Content note: child abuse, homophobia, forced outing, suicidal ideation, religious and spiritual abuse
By Whiltierna Wolfe
It’s June again. This past Pride Month in 2022, I wrote this about my brother. Now more than ever, I feel it’s imperative to humanize the LGBTQIA community after so much hate.
It breaks my heart into pieces to see such carnage unfold before our very eyes. It reminds me of how important Pride Month was and how every month should be Pride Month, especially when love needs to win over hate so badly right now.
Pride Month is a time to recognize our LGTBQIA friends and loved ones and celebrate their lives and loves. Pride Month is the celebration of diversity, freedom from overshadowing stigmas, and from having to hide who you really are and who you really love. We do this in the hopes of expelling myth, absolving manipulative guilt, casting a light upon prejudice and hate, and to fight for equity and equality for all people, but especially for our LGTBQIA communities who have lived too long in the shadow of political, social, and religious suspicion, and shame. (A shit-ton of shame, to be quite honest here.)
In the month of June and in the months since, I find myself reflective and contemplative, but, also, I am very cautious — and, yes, a little sad, sometimes. My thoughts linger on someone specific whenever the issue of sexual orientation and gender identity are in the spotlight. When I intentionally give these thoughts space to land for more than a moment (before I would usually brush them off for my own peace of mind), my head and heart are flooded with all the same pain and regret that I’ve tried to escape.
If I am brave enough, sometimes I am able to allow these thoughts to reveal themselves without a buffer, and, if I let them, my meditations draw out my own tendency toward avoidance and cowardice. All the ways I have participated in the lie and enabled the naysayers in their prejudice by staying out of the fight and being silent bring me no peace — and it shouldn’t, because I must not let myself become complacent. At times like this, I must force myself to face the truth and endure the memories for someone else’s sake.
Someone I love dearly is gay, but he’s not free to show it or talk about it freely, especially not in his own family of origin. For most of the important people in his life, this dear man has to pretend he is not gay.

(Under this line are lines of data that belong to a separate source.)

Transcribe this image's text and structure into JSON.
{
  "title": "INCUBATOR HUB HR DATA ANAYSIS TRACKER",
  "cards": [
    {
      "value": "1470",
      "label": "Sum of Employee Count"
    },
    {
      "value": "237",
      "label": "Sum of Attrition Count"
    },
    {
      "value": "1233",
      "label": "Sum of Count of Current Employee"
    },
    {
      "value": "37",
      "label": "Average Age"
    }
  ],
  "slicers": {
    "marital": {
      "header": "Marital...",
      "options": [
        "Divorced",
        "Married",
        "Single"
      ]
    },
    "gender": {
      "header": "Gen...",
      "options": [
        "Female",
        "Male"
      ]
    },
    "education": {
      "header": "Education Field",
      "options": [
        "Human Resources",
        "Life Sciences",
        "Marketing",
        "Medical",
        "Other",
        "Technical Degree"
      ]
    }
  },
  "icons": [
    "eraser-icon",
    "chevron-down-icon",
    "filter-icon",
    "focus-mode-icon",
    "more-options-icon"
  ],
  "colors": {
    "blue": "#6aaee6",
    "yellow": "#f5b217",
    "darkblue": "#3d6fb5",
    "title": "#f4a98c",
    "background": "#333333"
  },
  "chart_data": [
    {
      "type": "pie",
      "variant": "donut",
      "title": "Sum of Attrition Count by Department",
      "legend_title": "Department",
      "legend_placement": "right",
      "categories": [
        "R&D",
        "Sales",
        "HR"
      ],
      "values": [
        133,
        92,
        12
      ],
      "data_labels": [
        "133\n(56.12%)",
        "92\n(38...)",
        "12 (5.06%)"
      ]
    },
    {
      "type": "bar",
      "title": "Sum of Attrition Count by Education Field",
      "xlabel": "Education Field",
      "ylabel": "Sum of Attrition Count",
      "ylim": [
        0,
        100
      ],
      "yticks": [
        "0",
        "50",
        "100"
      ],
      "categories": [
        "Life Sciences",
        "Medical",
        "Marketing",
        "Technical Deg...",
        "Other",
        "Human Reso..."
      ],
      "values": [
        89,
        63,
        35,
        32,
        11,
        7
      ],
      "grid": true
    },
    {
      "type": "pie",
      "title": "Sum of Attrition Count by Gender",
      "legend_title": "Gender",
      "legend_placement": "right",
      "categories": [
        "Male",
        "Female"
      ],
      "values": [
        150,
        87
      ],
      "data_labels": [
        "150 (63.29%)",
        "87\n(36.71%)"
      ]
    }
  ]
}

He has to compartmentalize his life to keep others comfortable in their religious ignorance. I am left to wonder: why must it be so? The family of origin I mentioned are all predominantly Independent Fundamental Baptists — a group of legalistic, religiously enslaved Christians known for their cruelty, self-centeredness, abusive patriarchy, and deeply rooted political views and prejudices.
If there is one religion in which you do not want to “come out” as anything even remotely related to anything LGBTQIA, it would be the IFB. God forbade it and woe unto you! Frankly, an antelope would be safer in a pond full of starving crocodiles.
And the gay man I spoke of? He is my brother.
My baby brother, to be exact, the youngest of five kids and the only boy.
I will call him “Shane” to protect his privacy. He says he just knew he was different from an early age. Probably by age three or four, he said. This is when he began to wear dresses, confessing that he wanted to be a girl, like his sisters.
For this, Shane, though still only an innocent child, was ungraciously judged and abused. I remember how he was spanked repeatedly, impatiently, angrily, as my parents tried to purge this “evil” from their child and rid their son of this “strange,” unfamiliar (and supposedly “sinful”) behavior. They failed.
By age fifteen, Shane knew for certain he was gay, despite 16 years in church and Sunday School, youth group, and music ministries. By 20, Shane was pretty much living on his own, working full time, making his own life… and dating men.
He told his friends and two of his four sisters about being gay, but he still hadn’t found the courage or a good enough reason to make the announcement to the rest of our IFB family.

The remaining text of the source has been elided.